The new fund-raising push seeks to tap into the booming
fortunes of Silicon Valley, where many donors rank climate change as their top
political issue. It also signals a shift within the environmental movement, as
donors — frustrated that neither Democratic nor Republican officials are
willing to prioritize climate change measures — shift their money from
philanthropy and education into campaign vehicles designed to win elections.
“There are some people I like and am friends with in the
Senate, and if not for Tom’s effort I would probably write a check to support
them,” said Wendy Abrams, a Chicago-based philanthropist and donor who raised
money for President Obama’s re-election campaign. “But the party is afraid to
fight the fight, because they’re afraid to lose more conservative Democratic
votes.”
This month, NextGen asked supporters to pick one
congressional candidate, from five running this year, for the group to target
in its next ads. Four of the five candidates were Republicans, including
Senator Marco Rubio of Florida. But the fifth was a vulnerable Democratic
incumbent, Senator Mary L. Landrieu of Louisiana, who has close ties to the oil
and gas industries and has been an outspoken supporter of the Keystone
pipeline.
It is unclear how aggressively his group will move against
other Senate Democrats: Asked whether Democratic control of the Senate was
necessary to advance his climate agenda, Mr. Steyer said, “As long as we have
this partisan divide on energy and climate, it’s got to be important.”
But he is also seeking to upend the partisan split that has
come to infuse the climate debate. In their advertising and research, Mr.
Steyer and his aides have sought to craft appeals that would reach beyond
affluent white liberals on the coasts.
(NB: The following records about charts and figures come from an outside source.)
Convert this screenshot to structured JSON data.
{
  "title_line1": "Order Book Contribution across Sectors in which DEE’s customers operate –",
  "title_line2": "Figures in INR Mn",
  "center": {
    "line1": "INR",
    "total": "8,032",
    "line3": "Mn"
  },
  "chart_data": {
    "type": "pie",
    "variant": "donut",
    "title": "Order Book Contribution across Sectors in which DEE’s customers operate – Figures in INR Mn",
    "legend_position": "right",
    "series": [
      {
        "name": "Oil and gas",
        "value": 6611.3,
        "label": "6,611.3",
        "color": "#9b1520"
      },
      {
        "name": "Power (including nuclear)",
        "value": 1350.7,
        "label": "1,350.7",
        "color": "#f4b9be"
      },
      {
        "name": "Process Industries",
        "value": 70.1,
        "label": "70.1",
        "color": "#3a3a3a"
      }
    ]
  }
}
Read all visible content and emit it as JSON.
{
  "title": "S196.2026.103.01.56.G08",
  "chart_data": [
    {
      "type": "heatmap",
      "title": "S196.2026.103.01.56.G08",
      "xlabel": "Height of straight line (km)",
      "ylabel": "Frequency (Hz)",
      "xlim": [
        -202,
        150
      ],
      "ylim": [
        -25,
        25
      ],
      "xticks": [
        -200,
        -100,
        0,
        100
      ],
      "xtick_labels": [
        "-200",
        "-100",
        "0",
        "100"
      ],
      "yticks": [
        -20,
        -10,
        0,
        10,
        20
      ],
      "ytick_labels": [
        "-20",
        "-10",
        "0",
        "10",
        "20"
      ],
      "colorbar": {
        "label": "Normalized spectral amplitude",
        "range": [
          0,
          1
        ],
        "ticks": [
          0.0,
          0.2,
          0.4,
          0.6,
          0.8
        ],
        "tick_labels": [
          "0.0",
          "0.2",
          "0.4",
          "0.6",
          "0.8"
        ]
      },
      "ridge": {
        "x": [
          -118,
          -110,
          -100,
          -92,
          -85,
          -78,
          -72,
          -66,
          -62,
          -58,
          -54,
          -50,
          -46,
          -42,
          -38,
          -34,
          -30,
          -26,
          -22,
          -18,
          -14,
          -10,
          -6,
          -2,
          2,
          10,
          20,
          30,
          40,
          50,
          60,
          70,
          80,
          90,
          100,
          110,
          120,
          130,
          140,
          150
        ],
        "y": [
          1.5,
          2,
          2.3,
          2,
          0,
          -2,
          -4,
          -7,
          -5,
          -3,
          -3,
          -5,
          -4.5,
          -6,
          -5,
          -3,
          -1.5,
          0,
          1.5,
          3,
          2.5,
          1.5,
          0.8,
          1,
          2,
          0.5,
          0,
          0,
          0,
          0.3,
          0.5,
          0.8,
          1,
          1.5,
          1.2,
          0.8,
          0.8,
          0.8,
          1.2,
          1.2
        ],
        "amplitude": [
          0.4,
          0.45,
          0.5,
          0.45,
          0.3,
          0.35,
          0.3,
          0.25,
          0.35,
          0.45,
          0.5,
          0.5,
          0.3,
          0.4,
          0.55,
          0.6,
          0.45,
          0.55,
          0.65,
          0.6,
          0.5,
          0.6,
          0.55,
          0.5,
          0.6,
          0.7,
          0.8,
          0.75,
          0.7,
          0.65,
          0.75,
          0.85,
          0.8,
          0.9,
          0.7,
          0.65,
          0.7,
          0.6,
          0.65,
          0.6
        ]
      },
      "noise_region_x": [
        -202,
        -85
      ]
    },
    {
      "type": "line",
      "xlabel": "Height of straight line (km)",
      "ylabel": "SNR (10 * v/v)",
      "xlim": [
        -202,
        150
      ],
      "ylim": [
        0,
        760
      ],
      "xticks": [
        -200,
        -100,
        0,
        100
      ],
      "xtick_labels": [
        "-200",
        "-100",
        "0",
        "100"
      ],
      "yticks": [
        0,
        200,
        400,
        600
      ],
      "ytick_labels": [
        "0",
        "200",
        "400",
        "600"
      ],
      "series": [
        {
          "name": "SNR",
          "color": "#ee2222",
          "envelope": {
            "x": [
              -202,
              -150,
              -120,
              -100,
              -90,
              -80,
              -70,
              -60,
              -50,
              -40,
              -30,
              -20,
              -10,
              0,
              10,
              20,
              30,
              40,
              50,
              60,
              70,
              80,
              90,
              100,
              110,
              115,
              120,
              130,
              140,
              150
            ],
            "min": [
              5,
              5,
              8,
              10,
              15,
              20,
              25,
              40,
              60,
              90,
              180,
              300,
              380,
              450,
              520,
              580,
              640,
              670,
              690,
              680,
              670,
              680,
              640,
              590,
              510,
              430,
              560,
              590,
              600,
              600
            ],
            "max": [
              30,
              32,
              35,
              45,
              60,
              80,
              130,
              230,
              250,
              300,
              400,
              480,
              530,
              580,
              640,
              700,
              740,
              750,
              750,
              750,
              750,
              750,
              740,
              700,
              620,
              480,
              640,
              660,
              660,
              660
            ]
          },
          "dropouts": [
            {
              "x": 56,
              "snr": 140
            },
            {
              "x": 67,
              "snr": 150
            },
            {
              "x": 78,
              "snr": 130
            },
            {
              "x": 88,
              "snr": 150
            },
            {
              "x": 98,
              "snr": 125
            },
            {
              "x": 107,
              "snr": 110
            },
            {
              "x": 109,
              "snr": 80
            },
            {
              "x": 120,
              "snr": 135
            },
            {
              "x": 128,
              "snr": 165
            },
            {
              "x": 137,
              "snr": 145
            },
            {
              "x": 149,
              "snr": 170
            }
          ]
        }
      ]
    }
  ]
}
Ads in California were tailored to
Hispanic voters by emphasizing the negative health impacts of power plant
emissions. In the Virginia governor’s race, NextGen sought to show that a Democrat
could win with a message emphasizing “green” job creation over one emphasizing
threats to the state’s coal industry.
David Topper, a New York private equity investor who
attended the meeting at Mr. Steyer’s ranch, said: “You need to be agnostic as
to party. If I find someone who has the right position on climate change, do I
care if he owns six guns? Not at all.”
Unlike some on the left, Mr. Steyer has embraced the
political toolbox that was opened to wealthy donors and other interests in the
Supreme Court’s Citizens United decision, which made it easier for businesses,
unions and rich individuals to pour unlimited money into elections.
“We have a democratic
system, there are parts we would want to reform or change, and Citizens United
is prominent in that,” Mr. Steyer said. “But we’ve accepted the world as it
is.”
Mr. Steyer said there was no fixed budget for his group and
declined to confirm his fund-raising target.
“Is it going to take $100 million? I have no idea,” he said,
before suggesting that might be a lowball number. “I think that would be a
really cheap price to answer the generational challenge of the world.”